Bridges are a good exercise for activating the hamstrings during this phase.

How To: Lie on your back with both knees bent at a 90-degree angle. Draw your abdominals in and lift your buttocks off the ground. Hold this position for 5 to 10 seconds before lowering back down again.

Do two to three sets of 10 repetitions each day. When this exercise gets too easy, progress by walking the legs outward until they are straight and back in again while the butt is still in the air.


When you are able to bend the knee against resistance without increased pain, you may be ready to move to the next stage of rehabilitation. During this phase, exercises that involve athletic motions such as cutting and jumping, called plyometrics, are introduced. These exercises are designed to mimic the stresses that running places on your injured hamstring. The grapevine drill is a good plyometric exercise for this phase of recovery.

How To: In a large space, cross your left leg in front of your right and then uncross the legs again by bringing the right leg out to the side. Bring the left leg in back of the right and once more uncross them. Continue to alternate this pattern for the length of the space.

Reverse the direction and use the right leg to cross in front and in back of the left. Begin at a slow pace and get quicker if you are able to do so without increased pain. Each day, do three grapevines lasting 1 minute apiece.


In addition to plyometrics, eccentric strengthening can also be utilized to further improve muscle strength during this phase of recovery. This type of exercise activates the muscle as it slowly increases in length. Not only does this help your hamstring get stronger, but it helps to regain any flexibility that was lost during the pull. Roman dead lifts are a great eccentric strengthening exercise for this muscle group.

How To: Stand on the injured leg and keep your knee completely straight. Slowly bend forward at the waist as you raise your uninjured leg straight behind you. Your leg and back should move together. When your waist is bent at a 90 degree angle, like you are forming the letter T, slowly return to the starting position. Complete three sets of 10 repetitions each day.

Return to Running

Once you have regained your normal flexibility and strength and are able to complete plyometric activities without increased pain, you may be ready to go for a run. Begin at a slow running pace and start with 25 to 30 percent of your pre-injury mileage. If you are able to complete this without increased pain, mileage can be increased by 10 percent each week.
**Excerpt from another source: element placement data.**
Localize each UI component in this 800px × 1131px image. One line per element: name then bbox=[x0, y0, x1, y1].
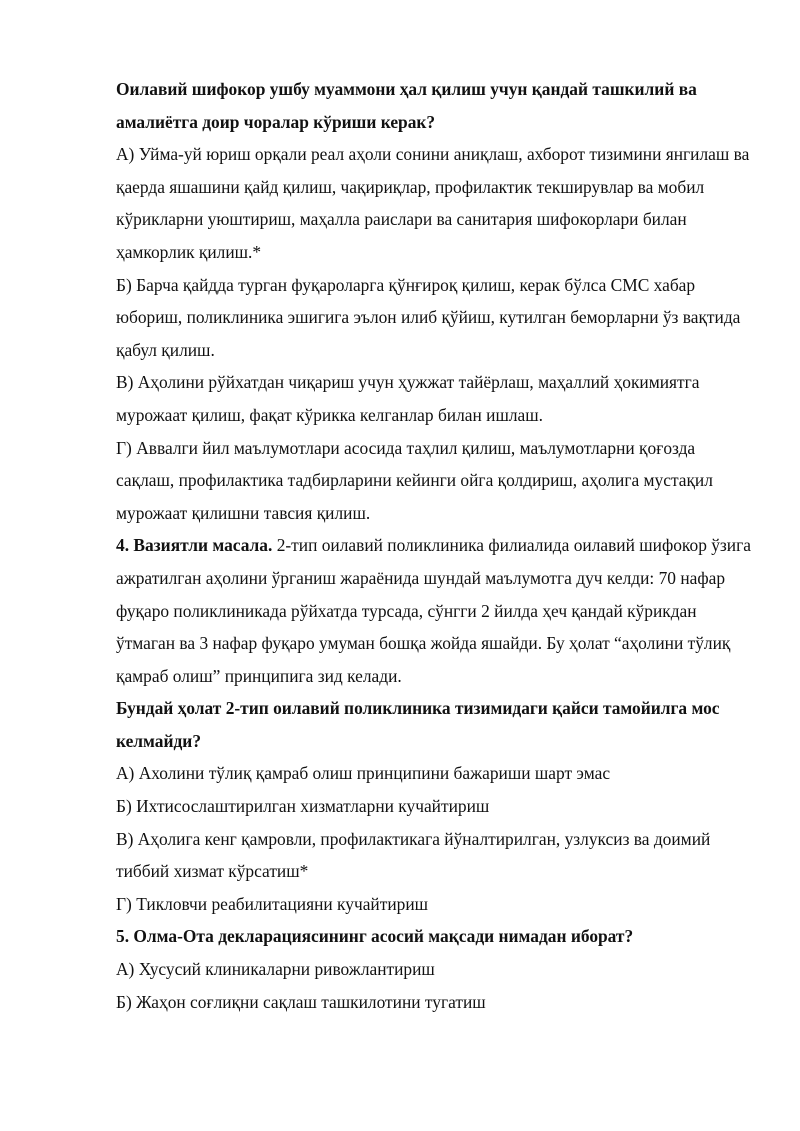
question-4-case-text: 2-тип оилавий поликлиника филиалида оилавий шифокор ўзига ажратилган аҳолини ўрганиш жараёнида шундай маълумотга дуч келди: 70 нафар фуқаро поликлиникада рўйхатда турсада, сўнгги 2 йилда ҳеч қандай кўрикдан ўтмаган ва 3 нафар фуқаро умуман бошқа жойда яшайди. Бу ҳолат “аҳолини тўлиқ қамраб олиш” принципига зид келади. bbox=[116, 535, 751, 686]
question-3-option-g: Г) Аввалги йил маълумотлари асосида таҳлил қилиш, маълумотларни қоғозда сақлаш, профилактика тадбирларини кейинги ойга қолдириш, аҳолига мустақил мурожаат қилишни тавсия қилиш. bbox=[116, 437, 713, 523]
question-4-title: 4. Вазиятли масала. bbox=[116, 535, 273, 556]
question-5-option-a: А) Хусусий клиникаларни ривожлантириш bbox=[116, 959, 435, 980]
question-4-option-v: В) Аҳолига кенг қамровли, профилактикага йўналтирилган, узлуксиз ва доимий тиббий хизмат кўрсатиш* bbox=[116, 828, 711, 882]
question-4-option-a: А) Ахолини тўлиқ қамраб олиш принципини бажариши шарт эмас bbox=[116, 763, 611, 784]
question-4-case bbox=[116, 529, 756, 692]
question-4-option-g: Г) Тикловчи реабилитацияни кучайтириш bbox=[116, 893, 429, 914]
question-5-option-b: Б) Жаҳон соғлиқни сақлаш ташкилотини тугатиш bbox=[116, 991, 486, 1012]
question-3-option-v: В) Аҳолини рўйхатдан чиқариш учун ҳужжат тайёрлаш, маҳаллий ҳокимиятга мурожаат қилиш, фақат кўрикка келганлар билан ишлаш. bbox=[116, 372, 700, 425]
question-3-text: Оилавий шифокор ушбу муаммони ҳал қилиш учун қандай ташкилий ва амалиётга доир чоралар кўриши керак? bbox=[116, 79, 697, 132]
question-3-option-a: А) Уйма-уй юриш орқали реал аҳоли сонини аниқлаш, ахборот тизимини янгилаш ва қаерда яшашини қайд қилиш, чақириқлар, профилактик текширувлар ва мобил кўрикларни уюштириш, маҳалла раислари ва санитария шифокорлари билан ҳамкорлик қилиш.* bbox=[116, 144, 750, 262]
question-4-option-b: Б) Ихтисослаштирилган хизматларни кучайтириш bbox=[116, 796, 490, 817]
document-page bbox=[116, 73, 756, 1018]
question-5-text: 5. Олма-Ота декларациясининг асосий мақсади нимадан иборат? bbox=[116, 926, 634, 947]
question-3-option-b: Б) Барча қайдда турган фуқароларга қўнғироқ қилиш, керак бўлса СМС хабар юбориш, поликлиника эшигига эълон илиб қўйиш, кутилган беморларни ўз вақтида қабул қилиш. bbox=[116, 274, 741, 360]
question-4-text: Бундай ҳолат 2-тип оилавий поликлиника тизимидаги қайси тамойилга мос келмайди? bbox=[116, 698, 720, 751]
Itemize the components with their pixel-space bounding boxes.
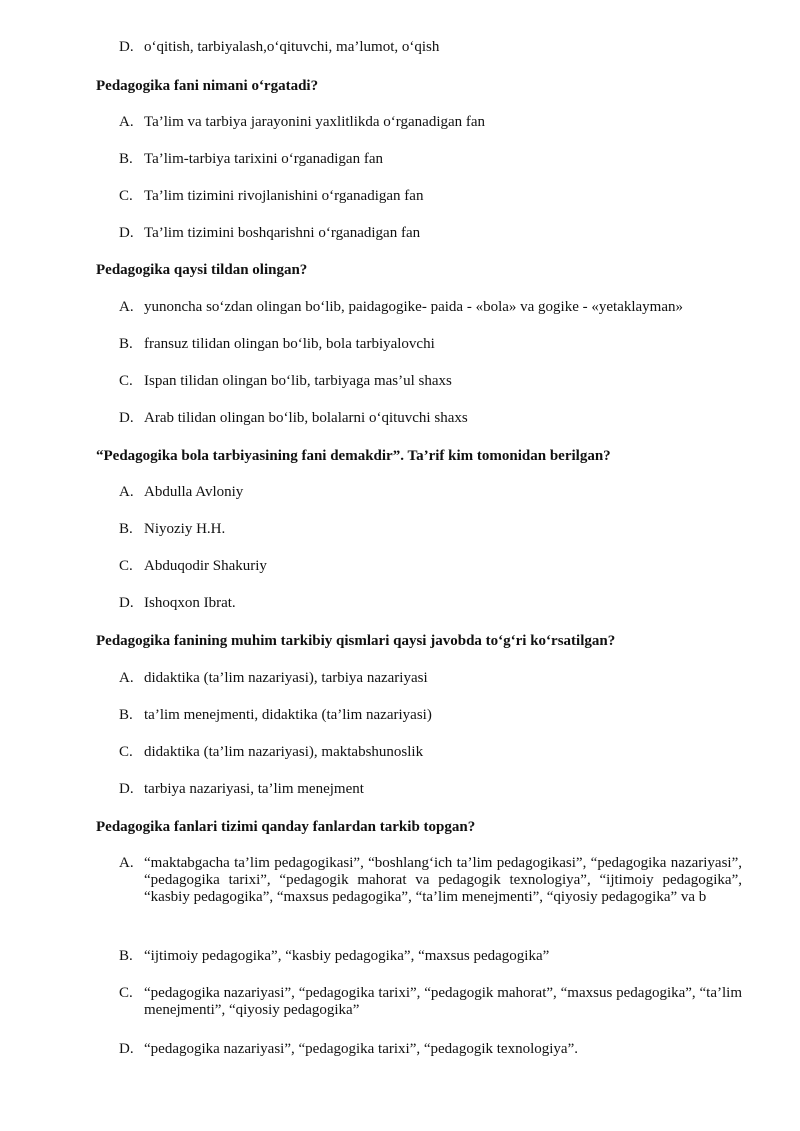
q5-option-c [119, 985, 742, 1019]
option-text: Ta’lim tizimini rivojlanishini o‘rganadigan fan [144, 188, 424, 204]
option-letter: D. [119, 595, 134, 611]
q3-option-d [119, 595, 742, 612]
option-text: Ishoqxon Ibrat. [144, 595, 236, 611]
question-5: Pedagogika fanlari tizimi qanday fanlardan tarkib topgan? [96, 819, 476, 835]
option-text: Ta’lim tizimini boshqarishni o‘rganadigan fan [144, 225, 421, 241]
question-3: “Pedagogika bola tarbiyasining fani demakdir”. Ta’rif kim tomonidan berilgan? [96, 448, 611, 464]
q2-option-c [119, 373, 742, 390]
option-text: didaktika (ta’lim nazariyasi), tarbiya nazariyasi [144, 670, 428, 686]
option-text: Abdulla Avloniy [144, 484, 244, 500]
option-letter: B. [119, 336, 133, 352]
option-letter: C. [119, 558, 133, 574]
option-letter: A. [119, 670, 134, 686]
option-letter: C. [119, 985, 133, 1001]
option-letter: C. [119, 373, 133, 389]
q3-option-c [119, 558, 742, 575]
option-text: “ijtimoiy pedagogika”, “kasbiy pedagogika”, “maxsus pedagogika” [144, 948, 550, 964]
q2-option-b [119, 336, 742, 353]
option-text: “pedagogika nazariyasi”, “pedagogika tarixi”, “pedagogik texnologiya”. [144, 1041, 578, 1057]
q3-option-b [119, 521, 742, 538]
question-2: Pedagogika qaysi tildan olingan? [96, 262, 308, 278]
option-letter: D. [119, 39, 134, 55]
q4-option-c [119, 744, 742, 761]
option-letter: B. [119, 151, 133, 167]
option-d-continued [119, 39, 742, 56]
option-letter: A. [119, 114, 134, 130]
question-4: Pedagogika fanining muhim tarkibiy qismlari qaysi javobda to‘g‘ri ko‘rsatilgan? [96, 633, 616, 649]
option-letter: B. [119, 521, 133, 537]
q1-option-a [119, 114, 742, 131]
option-letter: D. [119, 410, 134, 426]
q1-option-d [119, 225, 742, 242]
option-text: Abduqodir Shakuriy [144, 558, 267, 574]
q2-option-d [119, 410, 742, 427]
option-text: “pedagogika nazariyasi”, “pedagogika tarixi”, “pedagogik mahorat”, “maxsus pedagogika”, “ta’lim menejmenti”, “qiyosiy pedagogika” [144, 985, 742, 1018]
option-letter: C. [119, 744, 133, 760]
q5-option-d [119, 1041, 742, 1058]
option-text: Ta’lim va tarbiya jarayonini yaxlitlikda o‘rganadigan fan [144, 114, 486, 130]
option-text: tarbiya nazariyasi, ta’lim menejment [144, 781, 364, 797]
option-text: Ta’lim-tarbiya tarixini o‘rganadigan fan [144, 151, 383, 167]
option-letter: B. [119, 707, 133, 723]
option-text: Arab tilidan olingan bo‘lib, bolalarni o‘qituvchi shaxs [144, 410, 468, 426]
q4-option-d [119, 781, 742, 798]
q3-option-a [119, 484, 742, 501]
q4-option-b [119, 707, 742, 724]
option-text: Ispan tilidan olingan bo‘lib, tarbiyaga mas’ul shaxs [144, 373, 452, 389]
q2-option-a [119, 299, 742, 316]
q5-option-a [119, 855, 742, 906]
q1-option-c [119, 188, 742, 205]
option-letter: D. [119, 225, 134, 241]
question-1: Pedagogika fani nimani o‘rgatadi? [96, 78, 319, 94]
option-text: ta’lim menejmenti, didaktika (ta’lim nazariyasi) [144, 707, 432, 723]
option-letter: A. [119, 484, 134, 500]
option-letter: D. [119, 1041, 134, 1057]
option-letter: A. [119, 855, 134, 871]
option-letter: A. [119, 299, 134, 315]
q4-option-a [119, 670, 742, 687]
option-letter: B. [119, 948, 133, 964]
option-text: o‘qitish, tarbiyalash,o‘qituvchi, ma’lumot, o‘qish [144, 39, 440, 55]
option-letter: C. [119, 188, 133, 204]
option-text: yunoncha so‘zdan olingan bo‘lib, paidagogike- paida - «bola» va gogike - «yetaklayman» [144, 299, 684, 315]
option-text: didaktika (ta’lim nazariyasi), maktabshunoslik [144, 744, 424, 760]
q5-option-b [119, 948, 742, 965]
option-text: fransuz tilidan olingan bo‘lib, bola tarbiyalovchi [144, 336, 435, 352]
option-text: Niyoziy H.H. [144, 521, 226, 537]
option-text: “maktabgacha ta’lim pedagogikasi”, “boshlang‘ich ta’lim pedagogikasi”, “pedagogika nazariyasi”, “pedagogika tarixi”, “pedagogik mahorat va pedagogik texnologiya”, “ijtimoiy pedagogika”, “kasbiy pedagogika”, “maxsus pedagogika”, “ta’lim menejmenti”, “qiyosiy pedagogika” va b [144, 855, 742, 905]
option-letter: D. [119, 781, 134, 797]
q1-option-b [119, 151, 742, 168]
Be sure to allow sufficient time for recovery by running a maximum of 3 times per week initially. This will help you avoid re-injuring the hamstring.

Read More: Hamstring Hyperextension

Warnings and Precautions

If you are unable to progress through the stages outlined above without persistent or increased pain, speak to your doctor. Attempting to run through your pain only lengthens the recovery process and can lead to more serious complications. Formal rehab with a physical therapist may be necessary to effectively recover from your injury and return to running.